# Knife Work in South Korean Military



## Bill Mattocks (Feb 1, 2016)

Interesting news article and video:

South Korean Special Forces Sword Fight

I am interested in comments from my knife & stick fighting friends here on MT.


----------



## mber (Feb 1, 2016)

Pretty cool stuff. I have to say, though, this kind of training seems specifically suited to military application, rather than something that could be used equally suitably in either military or civilian defense settings. The techniques in this video concentrate on _take down target_ rather than _get out safely_, which makes sense for a military setting, particularly special forces, but is not how you want to react on a dangerous street at night.
Always great to learn new techniques and theory, but special forces training focuses on very different outcomes than typical knife training.


----------



## Buka (Feb 2, 2016)

It's a nice two man set.


----------



## tshadowchaser (Feb 2, 2016)

nice clip............enjoyed the Marine clip link also


----------



## Tgace (Feb 2, 2016)

After a while....all  knife techniques look the same regardless of what "style" you are looking at.

Looks like a lot of Filipino knife stuff I've seen.


----------



## Tonita Rervant (Feb 24, 2016)

During my stay at Camp Eagle Army Base in Monju South Korea. I was engaged in direct training of South Korean troops. It is actually not 'Martial Arts'. The basic purpose of Martial arts is to '_achieve better with minimum damage_'.

I have seen them operating and try to kill the opponent using power of fist.
Covering the identity & make a perfect knock-out.
Engaging in a close environment and maintaining the momentum.

They practice allot but the sole purpose of MA is totally dead. Also when I was there - Camp Eagle Army Base in Wonju, South Korea observe they are not interested in Karate, which is famous in western countries, they are more engaged with Krave Maga and Taekwondo. Especially when it comes to swords they use Haidong Gumdo, Han Mu Do for training with weapons and Kuk Sol Won for healing and quick recovery.


----------



## Jenna (Feb 25, 2016)

Tonita Rervant said:


> During my stay at Camp Eagle Army Base in Monju South Korea. I was engaged in direct training of South Korean troops.
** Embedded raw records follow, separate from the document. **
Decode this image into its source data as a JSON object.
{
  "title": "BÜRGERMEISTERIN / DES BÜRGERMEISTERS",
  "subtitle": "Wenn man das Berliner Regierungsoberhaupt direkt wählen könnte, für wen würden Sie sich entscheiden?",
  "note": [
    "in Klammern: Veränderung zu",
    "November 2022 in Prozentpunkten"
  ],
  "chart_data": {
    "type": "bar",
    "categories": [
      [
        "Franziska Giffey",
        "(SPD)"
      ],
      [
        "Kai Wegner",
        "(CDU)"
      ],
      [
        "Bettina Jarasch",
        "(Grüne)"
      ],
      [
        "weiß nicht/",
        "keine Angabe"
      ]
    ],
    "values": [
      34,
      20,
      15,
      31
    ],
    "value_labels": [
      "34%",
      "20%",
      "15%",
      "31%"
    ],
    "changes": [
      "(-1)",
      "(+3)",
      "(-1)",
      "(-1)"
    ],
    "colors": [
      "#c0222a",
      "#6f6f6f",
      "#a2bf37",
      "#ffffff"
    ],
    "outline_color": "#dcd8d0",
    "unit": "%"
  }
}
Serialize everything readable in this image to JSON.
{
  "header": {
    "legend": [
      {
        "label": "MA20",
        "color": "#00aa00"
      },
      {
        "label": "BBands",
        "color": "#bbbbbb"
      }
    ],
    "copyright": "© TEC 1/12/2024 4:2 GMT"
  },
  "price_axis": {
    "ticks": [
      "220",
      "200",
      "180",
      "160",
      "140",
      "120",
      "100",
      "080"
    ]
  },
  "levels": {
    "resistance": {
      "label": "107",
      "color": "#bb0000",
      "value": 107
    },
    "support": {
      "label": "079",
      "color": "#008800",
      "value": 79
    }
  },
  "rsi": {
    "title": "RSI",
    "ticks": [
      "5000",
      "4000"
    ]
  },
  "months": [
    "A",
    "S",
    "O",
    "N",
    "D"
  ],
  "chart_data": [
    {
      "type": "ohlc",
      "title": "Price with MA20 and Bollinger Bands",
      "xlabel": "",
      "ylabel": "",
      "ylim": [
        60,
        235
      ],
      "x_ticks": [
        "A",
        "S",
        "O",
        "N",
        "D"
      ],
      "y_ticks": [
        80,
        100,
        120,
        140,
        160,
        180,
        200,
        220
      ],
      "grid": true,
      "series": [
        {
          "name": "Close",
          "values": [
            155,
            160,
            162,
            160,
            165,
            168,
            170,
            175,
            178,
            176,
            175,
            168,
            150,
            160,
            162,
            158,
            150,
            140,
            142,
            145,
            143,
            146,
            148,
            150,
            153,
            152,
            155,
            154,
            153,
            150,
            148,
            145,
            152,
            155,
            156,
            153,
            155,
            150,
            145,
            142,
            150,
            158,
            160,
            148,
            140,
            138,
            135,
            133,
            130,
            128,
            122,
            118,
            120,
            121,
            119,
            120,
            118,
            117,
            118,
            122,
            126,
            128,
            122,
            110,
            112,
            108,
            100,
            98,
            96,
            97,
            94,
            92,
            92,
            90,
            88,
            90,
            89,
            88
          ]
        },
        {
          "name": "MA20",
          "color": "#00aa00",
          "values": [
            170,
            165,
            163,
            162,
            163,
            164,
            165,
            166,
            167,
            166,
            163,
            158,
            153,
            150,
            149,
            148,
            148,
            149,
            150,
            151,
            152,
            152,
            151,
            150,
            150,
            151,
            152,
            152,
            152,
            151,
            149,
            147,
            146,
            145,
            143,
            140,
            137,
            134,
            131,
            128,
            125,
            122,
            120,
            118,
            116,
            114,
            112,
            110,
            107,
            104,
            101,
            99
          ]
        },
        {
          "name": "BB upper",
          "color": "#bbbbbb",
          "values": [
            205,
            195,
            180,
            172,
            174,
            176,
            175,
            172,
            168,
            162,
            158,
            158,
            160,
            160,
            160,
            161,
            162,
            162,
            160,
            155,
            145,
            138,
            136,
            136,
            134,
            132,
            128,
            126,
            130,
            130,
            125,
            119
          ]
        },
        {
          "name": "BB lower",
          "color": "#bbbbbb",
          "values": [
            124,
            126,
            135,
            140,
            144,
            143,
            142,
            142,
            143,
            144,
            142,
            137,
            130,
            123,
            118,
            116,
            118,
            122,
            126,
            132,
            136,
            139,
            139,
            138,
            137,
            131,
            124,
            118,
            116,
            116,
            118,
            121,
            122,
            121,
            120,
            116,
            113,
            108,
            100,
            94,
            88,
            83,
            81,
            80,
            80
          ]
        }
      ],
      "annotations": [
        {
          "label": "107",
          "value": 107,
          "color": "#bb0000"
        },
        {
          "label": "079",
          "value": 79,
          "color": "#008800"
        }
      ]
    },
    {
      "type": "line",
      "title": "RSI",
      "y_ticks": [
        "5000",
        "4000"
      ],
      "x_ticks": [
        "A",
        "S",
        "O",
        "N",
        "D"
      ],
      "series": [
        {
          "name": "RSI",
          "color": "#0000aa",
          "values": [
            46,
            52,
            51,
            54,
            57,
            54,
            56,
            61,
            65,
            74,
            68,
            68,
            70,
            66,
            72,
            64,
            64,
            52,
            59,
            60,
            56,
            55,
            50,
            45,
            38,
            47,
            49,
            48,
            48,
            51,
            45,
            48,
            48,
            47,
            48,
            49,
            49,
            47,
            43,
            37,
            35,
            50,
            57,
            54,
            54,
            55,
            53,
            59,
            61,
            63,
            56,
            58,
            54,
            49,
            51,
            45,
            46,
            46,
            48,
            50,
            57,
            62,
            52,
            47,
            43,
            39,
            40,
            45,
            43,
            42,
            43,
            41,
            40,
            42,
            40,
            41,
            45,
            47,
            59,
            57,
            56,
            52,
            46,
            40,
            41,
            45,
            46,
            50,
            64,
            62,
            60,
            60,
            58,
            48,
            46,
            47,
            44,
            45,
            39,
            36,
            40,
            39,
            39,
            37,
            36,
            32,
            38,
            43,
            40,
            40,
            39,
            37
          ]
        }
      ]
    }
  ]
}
It is actually not 'Martial Arts'. The basic purpose of Martial arts is to '_achieve better with minimum damage_'.
> 
> I have seen them operating and try to kill the opponent using power of fist.
> Covering the identity & make a perfect knock-out.
> ...


You post some interesting information thank you.. can you explain more please of what you mean by "They practice allot but the sole purpose of MA is totally dead"


----------



## Danny T (Feb 25, 2016)

It's a flow drill and the two using it have practice it.


----------